In Shakespeare’s play Henry V, the king muses before the battle of Agincourt on what sets a monarch apart from ordinary men or women. I began with this quote: what have kings, that privates have not too, save ceremony, save general ceremony. There is much which could be said about the role of ceremony in human culture, but it is worth noting that ceremony in the Christian religion has much in common with Sacrament. We create and evoke meaning through ritual – the words of our prayers, the sharing of communion, processions, vestments, and so on. None of these things have meaning in themselves, and the Protestants were of course right to call many of the excesses of ritual observance into question. But through ritual, ceremony and sacrament we forge a link between the present and the past, and become open to what is ultimately real.
Tonight is a night for ceremony and sacrament – the sharing of a Passover meal reinterpreted with the startling words, this is my body, this is my blood, a procession to the high altar, a vigil of watch as we adore our incarnate Lord, and finally the bestowal of his blessing on us, manifested in the physicality of his abiding presence. Through these ritual observances we have access to the core truths of the Christian faith, among which are liberation, self-sacrifice, and obedience to one’s vocation. Yet the beauty of a sacrament is that its meaning is never exhausted or proscribed. Though we may celebrate the Eucharist weekly, or perhaps even more often, new meanings and resonances can emerge as we enter more deeply into the act of remembering. This Corpus Christi is not simply a repeat of last year’s, because we bring to this altar the experiences of a year of joy, of pain, and much more, and see those experiences reflected in the mirror of that which is of ultimate significance.

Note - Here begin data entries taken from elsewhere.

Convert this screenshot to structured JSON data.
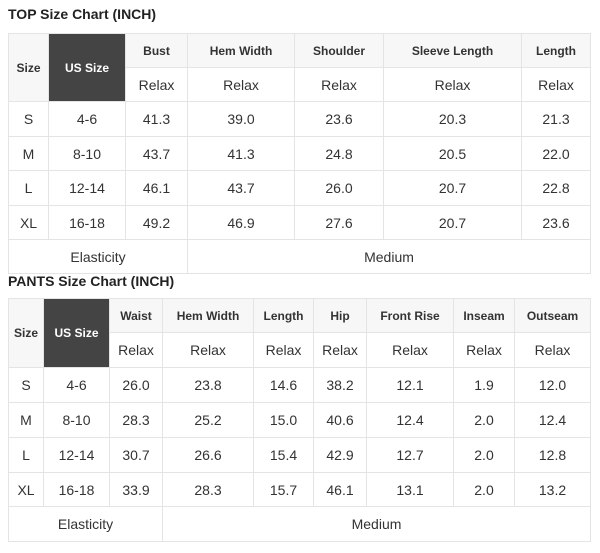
{
  "tables": [
    {
      "title": "TOP Size Chart (INCH)",
      "size_header": "Size",
      "us_header": "US Size",
      "columns": [
        "Bust",
        "Hem Width",
        "Shoulder",
        "Sleeve Length",
        "Length"
      ],
      "subheader": [
        "Relax",
        "Relax",
        "Relax",
        "Relax",
        "Relax"
      ],
      "rows": [
        {
          "size": "S",
          "us": "4-6",
          "values": [
            "41.3",
            "39.0",
            "23.6",
            "20.3",
            "21.3"
          ]
        },
        {
          "size": "M",
          "us": "8-10",
          "values": [
            "43.7",
            "41.3",
            "24.8",
            "20.5",
            "22.0"
          ]
        },
        {
          "size": "L",
          "us": "12-14",
          "values": [
            "46.1",
            "43.7",
            "26.0",
            "20.7",
            "22.8"
          ]
        },
        {
          "size": "XL",
          "us": "16-18",
          "values": [
            "49.2",
            "46.9",
            "27.6",
            "20.7",
            "23.6"
          ]
        }
      ],
      "footer_label": "Elasticity",
      "footer_value": "Medium"
    },
    {
      "title": "PANTS Size Chart (INCH)",
      "size_header": "Size",
      "us_header": "US Size",
      "columns": [
        "Waist",
        "Hem Width",
        "Length",
        "Hip",
        "Front Rise",
        "Inseam",
        "Outseam"
      ],
      "subheader": [
        "Relax",
        "Relax",
        "Relax",
        "Relax",
        "Relax",
        "Relax",
        "Relax"
      ],
      "rows": [
        {
          "size": "S",
          "us": "4-6",
          "values": [
            "26.0",
            "23.8",
            "14.6",
            "38.2",
            "12.1",
            "1.9",
            "12.0"
          ]
        },
        {
          "size": "M",
          "us": "8-10",
          "values": [
            "28.3",
            "25.2",
            "15.0",
            "40.6",
            "12.4",
            "2.0",
            "12.4"
          ]
        },
        {
          "size": "L",
          "us": "12-14",
          "values": [
            "30.7",
            "26.6",
            "15.4",
            "42.9",
            "12.7",
            "2.0",
            "12.8"
          ]
        },
        {
          "size": "XL",
          "us": "16-18",
          "values": [
            "33.9",
            "28.3",
            "15.7",
            "46.1",
            "13.1",
            "2.0",
            "13.2"
          ]
        }
      ],
      "footer_label": "Elasticity",
      "footer_value": "Medium"
    }
  ]
}
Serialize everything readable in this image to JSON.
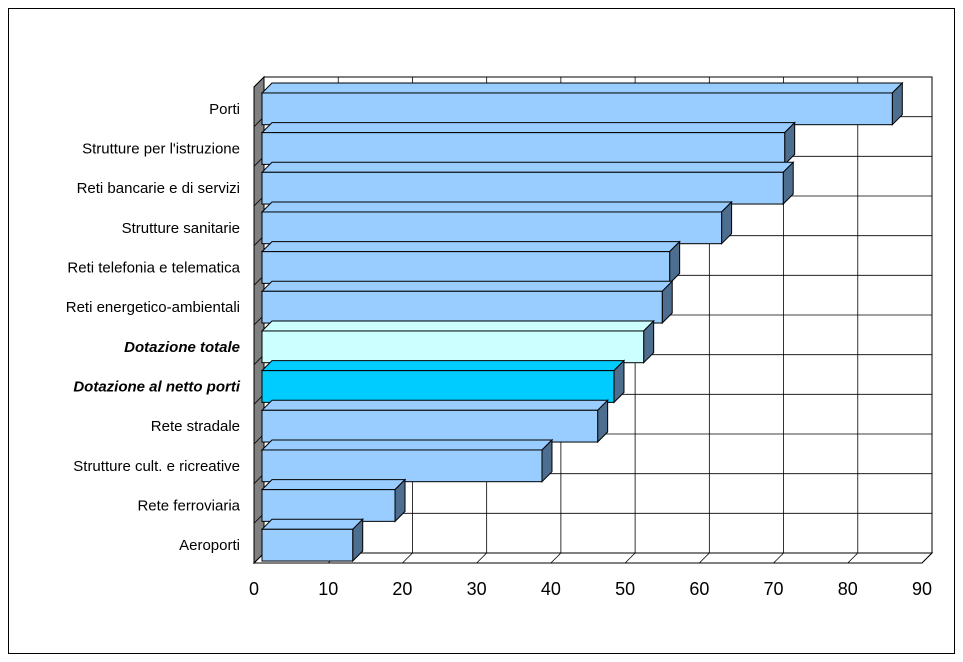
{
  "chart_data": {
    "type": "bar",
    "orientation": "horizontal",
    "title": "",
    "xlabel": "",
    "ylabel": "",
    "xlim": [
      0,
      90
    ],
    "x_ticks": [
      0,
      10,
      20,
      30,
      40,
      50,
      60,
      70,
      80,
      90
    ],
    "grid": true,
    "legend": "none",
    "categories": [
      "Porti",
      "Strutture per l'istruzione",
      "Reti bancarie e di servizi",
      "Strutture sanitarie",
      "Reti telefonia e telematica",
      "Reti energetico-ambientali",
      "Dotazione totale",
      "Dotazione al netto porti",
      "Rete stradale",
      "Strutture cult. e ricreative",
      "Rete ferroviaria",
      "Aeroporti"
    ],
    "values": [
      86,
      71.5,
      71.3,
      63,
      56,
      55,
      52.5,
      48.5,
      46.3,
      38.8,
      19,
      13.3
    ],
    "highlighted_categories": [
      "Dotazione totale",
      "Dotazione al netto porti"
    ],
    "colors": {
      "default": "#99ccff",
      "Dotazione totale": "#ccffff",
      "Dotazione al netto porti": "#00ccff",
      "bar_edge": "#000000",
      "bar_side": "#4d6e8f",
      "floor": "#808080"
    }
  }
}
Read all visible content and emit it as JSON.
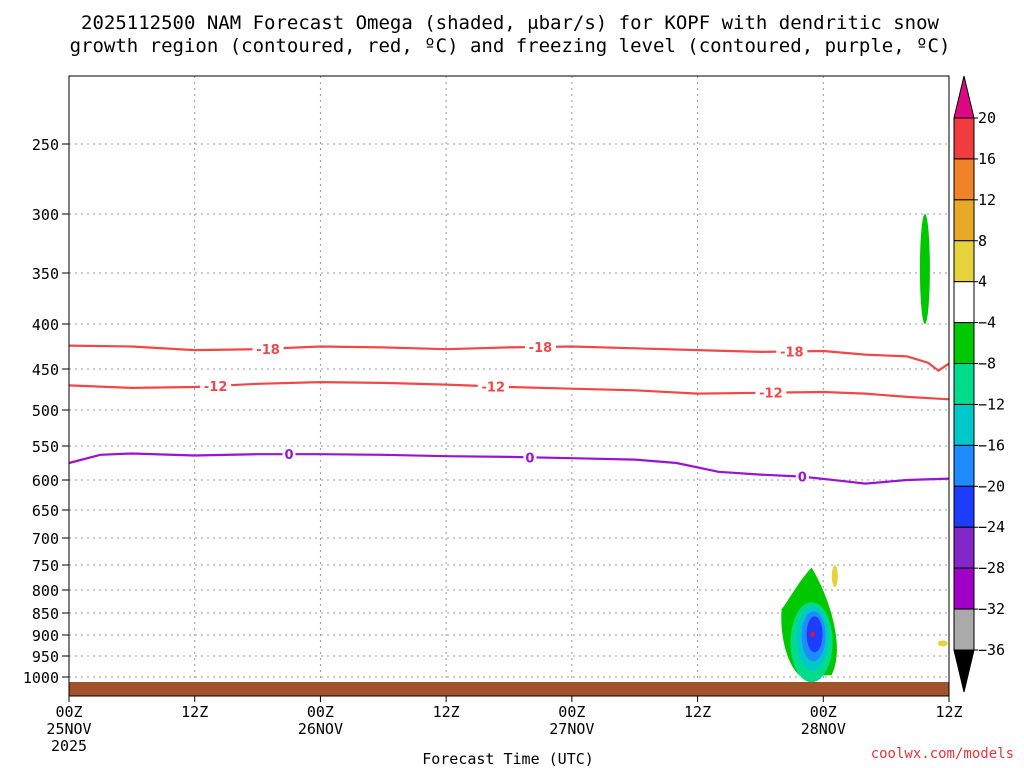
{
  "chart_data": {
    "type": "time-pressure cross section",
    "title_line1": "2025112500 NAM Forecast Omega (shaded, μbar/s) for KOPF with dendritic snow",
    "title_line2": "growth region (contoured, red, ºC) and freezing level (contoured, purple, ºC)",
    "xlabel": "Forecast Time (UTC)",
    "x_ticks": [
      {
        "hour": 0,
        "label": "00Z",
        "sub": "25NOV",
        "year": "2025"
      },
      {
        "hour": 12,
        "label": "12Z",
        "sub": "",
        "year": ""
      },
      {
        "hour": 24,
        "label": "00Z",
        "sub": "26NOV",
        "year": ""
      },
      {
        "hour": 36,
        "label": "12Z",
        "sub": "",
        "year": ""
      },
      {
        "hour": 48,
        "label": "00Z",
        "sub": "27NOV",
        "year": ""
      },
      {
        "hour": 60,
        "label": "12Z",
        "sub": "",
        "year": ""
      },
      {
        "hour": 72,
        "label": "00Z",
        "sub": "28NOV",
        "year": ""
      },
      {
        "hour": 84,
        "label": "12Z",
        "sub": "",
        "year": ""
      }
    ],
    "xlim_hours": [
      0,
      84
    ],
    "y_ticks_hpa": [
      250,
      300,
      350,
      400,
      450,
      500,
      550,
      600,
      650,
      700,
      750,
      800,
      850,
      900,
      950,
      1000
    ],
    "ylim_hpa": [
      200,
      1025
    ],
    "grid": true,
    "contours": [
      {
        "name": "dendritic -18C",
        "color": "#f04848",
        "label": "-18",
        "label_hours": [
          19,
          45,
          69
        ],
        "points": [
          [
            0,
            424
          ],
          [
            6,
            425
          ],
          [
            12,
            429
          ],
          [
            18,
            428
          ],
          [
            24,
            425
          ],
          [
            30,
            426
          ],
          [
            36,
            428
          ],
          [
            42,
            426
          ],
          [
            48,
            425
          ],
          [
            54,
            427
          ],
          [
            60,
            429
          ],
          [
            66,
            431
          ],
          [
            72,
            430
          ],
          [
            76,
            434
          ],
          [
            80,
            436
          ],
          [
            82,
            443
          ],
          [
            83,
            452
          ],
          [
            84,
            444
          ]
        ]
      },
      {
        "name": "dendritic -12C",
        "color": "#f04848",
        "label": "-12",
        "label_hours": [
          14,
          40.5,
          67
        ],
        "points": [
          [
            0,
            470
          ],
          [
            6,
            473
          ],
          [
            12,
            472
          ],
          [
            18,
            468
          ],
          [
            24,
            466
          ],
          [
            30,
            467
          ],
          [
            36,
            469
          ],
          [
            42,
            472
          ],
          [
            48,
            474
          ],
          [
            54,
            476
          ],
          [
            60,
            480
          ],
          [
            66,
            479
          ],
          [
            72,
            478
          ],
          [
            76,
            480
          ],
          [
            80,
            484
          ],
          [
            84,
            487
          ]
        ]
      },
      {
        "name": "freezing level 0C",
        "color": "#9a14d0",
        "label": "0",
        "label_hours": [
          21,
          44,
          70
        ],
        "points": [
          [
            0,
            575
          ],
          [
            3,
            563
          ],
          [
            6,
            561
          ],
          [
            12,
            564
          ],
          [
            18,
            562
          ],
          [
            24,
            562
          ],
          [
            30,
            563
          ],
          [
            36,
            565
          ],
          [
            42,
            566
          ],
          [
            48,
            568
          ],
          [
            54,
            570
          ],
          [
            58,
            575
          ],
          [
            62,
            588
          ],
          [
            66,
            592
          ],
          [
            70,
            595
          ],
          [
            74,
            602
          ],
          [
            76,
            606
          ],
          [
            80,
            600
          ],
          [
            84,
            598
          ]
        ]
      }
    ],
    "omega_features": [
      {
        "name": "upper green omega cell",
        "value": -6,
        "hour_center": 81.7,
        "pressure_range_hpa": [
          300,
          400
        ]
      },
      {
        "name": "lower-level rising motion core",
        "max_value": -24,
        "hour_center": 70.5,
        "pressure_range_hpa": [
          755,
          1000
        ]
      },
      {
        "name": "yellow weak sinking sliver",
        "value": 4,
        "hour_center": 73.1,
        "pressure_range_hpa": [
          755,
          790
        ]
      },
      {
        "name": "yellow weak sinking dot",
        "value": 4,
        "hour_center": 83.4,
        "pressure_range_hpa": [
          915,
          925
        ]
      }
    ],
    "colorbar": {
      "labels": [
        "20",
        "16",
        "12",
        "8",
        "4",
        "−4",
        "−8",
        "−12",
        "−16",
        "−20",
        "−24",
        "−28",
        "−32",
        "−36"
      ],
      "colors": [
        "#f03c3c",
        "#f08228",
        "#e6aa28",
        "#e6d23c",
        "#ffffff",
        "#00c800",
        "#00dc8c",
        "#00c8c8",
        "#1e8cff",
        "#1e3cff",
        "#8228c8",
        "#a000c8",
        "#aaaaaa"
      ],
      "top_cap_color": "#dc0a82",
      "bottom_cap_color": "#000000"
    },
    "terrain_color": "#a0522d"
  },
  "credit": "coolwx.com/models"
}
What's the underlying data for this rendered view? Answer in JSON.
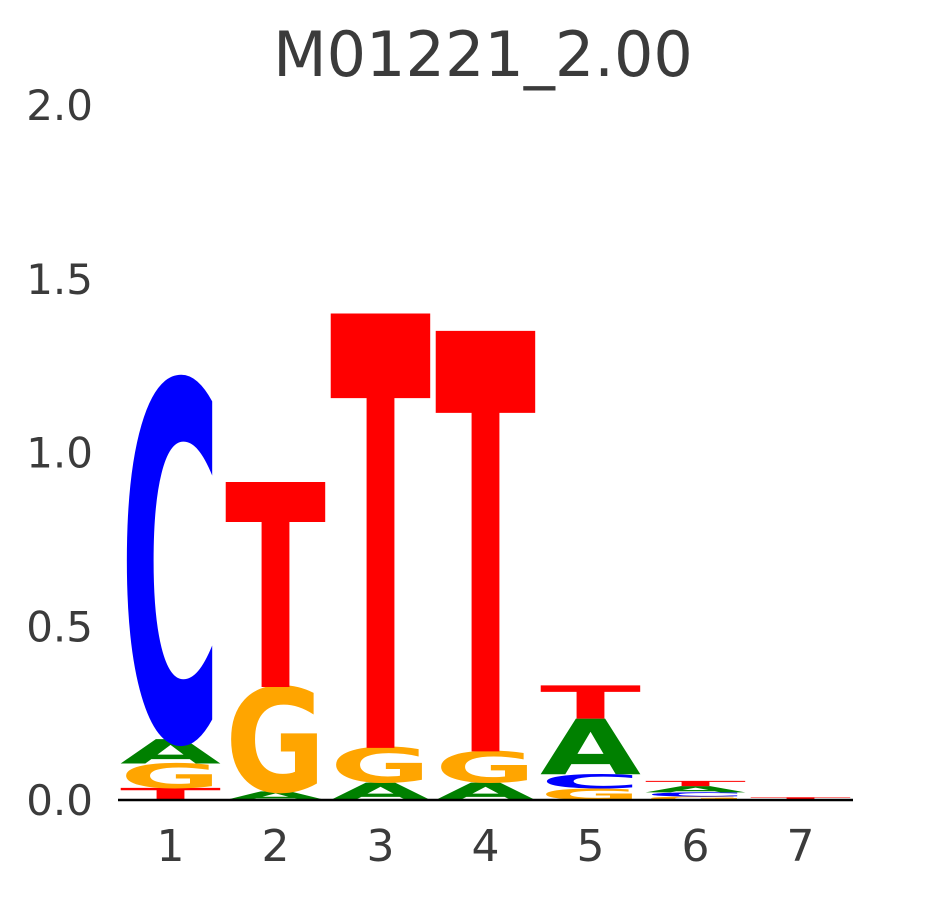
{
  "title": "M01221_2.00",
  "chart_data": {
    "type": "sequence_logo",
    "title": "M01221_2.00",
    "xlabel": "",
    "ylabel": "",
    "ylim": [
      0,
      2.0
    ],
    "grid": false,
    "axis_text_color": "#3b3b3b",
    "axis_line_color": "#000000",
    "yticks": [
      {
        "label": "0.0",
        "value": 0.0
      },
      {
        "label": "0.5",
        "value": 0.5
      },
      {
        "label": "1.0",
        "value": 1.0
      },
      {
        "label": "1.5",
        "value": 1.5
      },
      {
        "label": "2.0",
        "value": 2.0
      }
    ],
    "xticks": [
      {
        "label": "1",
        "value": 1
      },
      {
        "label": "2",
        "value": 2
      },
      {
        "label": "3",
        "value": 3
      },
      {
        "label": "4",
        "value": 4
      },
      {
        "label": "5",
        "value": 5
      },
      {
        "label": "6",
        "value": 6
      },
      {
        "label": "7",
        "value": 7
      }
    ],
    "alphabet_colors": {
      "A": "#008000",
      "C": "#0000ff",
      "G": "#ffa500",
      "T": "#ff0000"
    },
    "stacks": [
      {
        "position": 1,
        "letters": [
          {
            "base": "T",
            "bits": 0.035
          },
          {
            "base": "G",
            "bits": 0.07
          },
          {
            "base": "A",
            "bits": 0.07
          },
          {
            "base": "C",
            "bits": 1.03
          }
        ]
      },
      {
        "position": 2,
        "letters": [
          {
            "base": "A",
            "bits": 0.025
          },
          {
            "base": "G",
            "bits": 0.3
          },
          {
            "base": "T",
            "bits": 0.59
          }
        ]
      },
      {
        "position": 3,
        "letters": [
          {
            "base": "A",
            "bits": 0.05
          },
          {
            "base": "G",
            "bits": 0.1
          },
          {
            "base": "T",
            "bits": 1.25
          }
        ]
      },
      {
        "position": 4,
        "letters": [
          {
            "base": "A",
            "bits": 0.05
          },
          {
            "base": "G",
            "bits": 0.09
          },
          {
            "base": "T",
            "bits": 1.21
          }
        ]
      },
      {
        "position": 5,
        "letters": [
          {
            "base": "G",
            "bits": 0.034
          },
          {
            "base": "C",
            "bits": 0.04
          },
          {
            "base": "A",
            "bits": 0.16
          },
          {
            "base": "T",
            "bits": 0.096
          }
        ]
      },
      {
        "position": 6,
        "letters": [
          {
            "base": "G",
            "bits": 0.01
          },
          {
            "base": "C",
            "bits": 0.012
          },
          {
            "base": "A",
            "bits": 0.018
          },
          {
            "base": "T",
            "bits": 0.015
          }
        ]
      },
      {
        "position": 7,
        "letters": [
          {
            "base": "T",
            "bits": 0.008
          }
        ]
      }
    ]
  }
}
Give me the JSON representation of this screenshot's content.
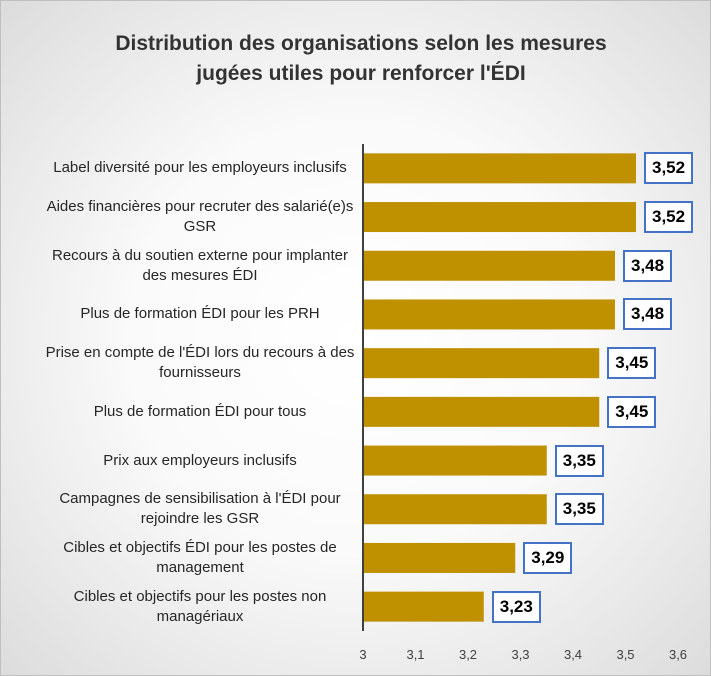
{
  "chart_data": {
    "type": "bar",
    "orientation": "horizontal",
    "title": "Distribution des organisations selon les mesures jugées utiles pour renforcer l'ÉDI",
    "categories": [
      "Label diversité pour les employeurs inclusifs",
      "Aides financières pour recruter des salarié(e)s GSR",
      "Recours à du soutien externe pour implanter des mesures ÉDI",
      "Plus de formation ÉDI pour les PRH",
      "Prise en compte de l'ÉDI lors du recours à des fournisseurs",
      "Plus de formation ÉDI pour tous",
      "Prix aux employeurs inclusifs",
      "Campagnes de sensibilisation à l'ÉDI pour rejoindre les GSR",
      "Cibles et objectifs ÉDI pour les postes de management",
      "Cibles et objectifs pour les postes non managériaux"
    ],
    "values": [
      3.52,
      3.52,
      3.48,
      3.48,
      3.45,
      3.45,
      3.35,
      3.35,
      3.29,
      3.23
    ],
    "value_labels": [
      "3,52",
      "3,52",
      "3,48",
      "3,48",
      "3,45",
      "3,45",
      "3,35",
      "3,35",
      "3,29",
      "3,23"
    ],
    "color": "#bf9000",
    "xlim": [
      3,
      3.6
    ],
    "xticks": [
      3,
      {
        "value": 3.1,
        "label": "3,1"
      },
      {
        "value": 3.2,
        "label": "3,2"
      },
      {
        "value": 3.3,
        "label": "3,3"
      },
      {
        "value": 3.4,
        "label": "3,4"
      },
      {
        "value": 3.5,
        "label": "3,5"
      },
      {
        "value": 3.6,
        "label": "3,6"
      }
    ],
    "grid": false
  }
}
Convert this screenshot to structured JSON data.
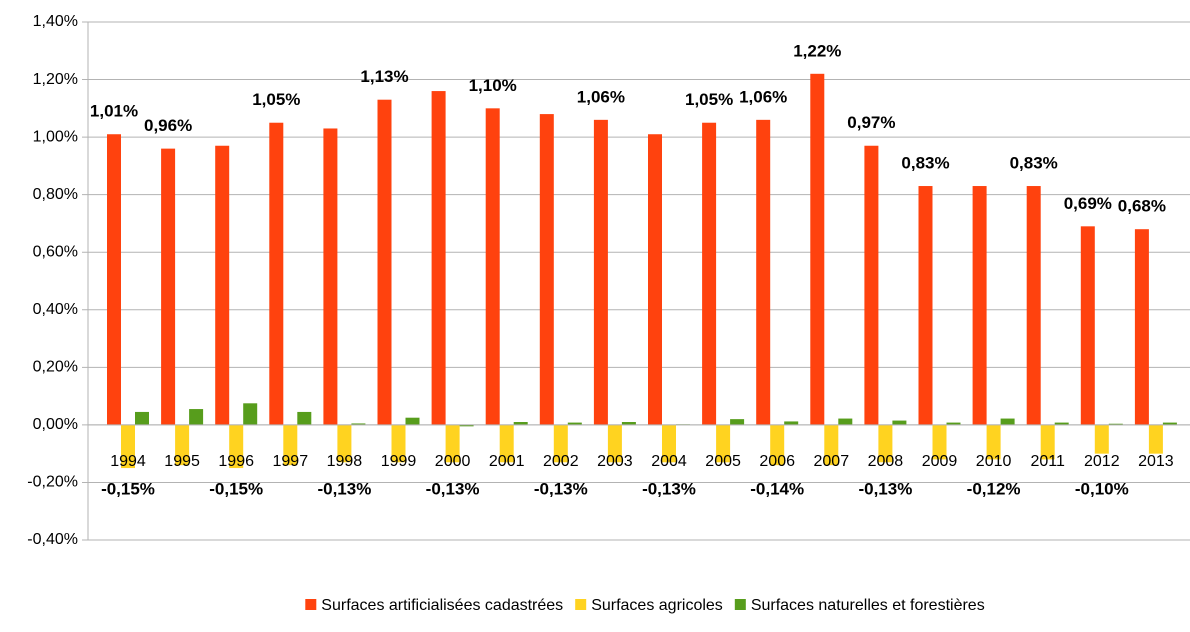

At the first Eucharist, Jesus knew that he faced his end. But instead of giving in to fear or anguish, he calmly did what he had done so many times before. As he sat at supper, did he recall all those previous meals the disciples had shared during his ministry? As he shared bread, did he remember the miraculous feeding of the 5,000, or his teaching that he himself was the bread of life? As he drank wine and shared the cup, did he recall the wine of the wedding feast of Cana, or that he had told his disciples that he was the true vine? Tonight Jesus invites us to share in his remembrance. And so let us, as we participate in these holy mysteries, reflect on those things which are of the greatest significance to us, and bring them to God in prayer. Amen.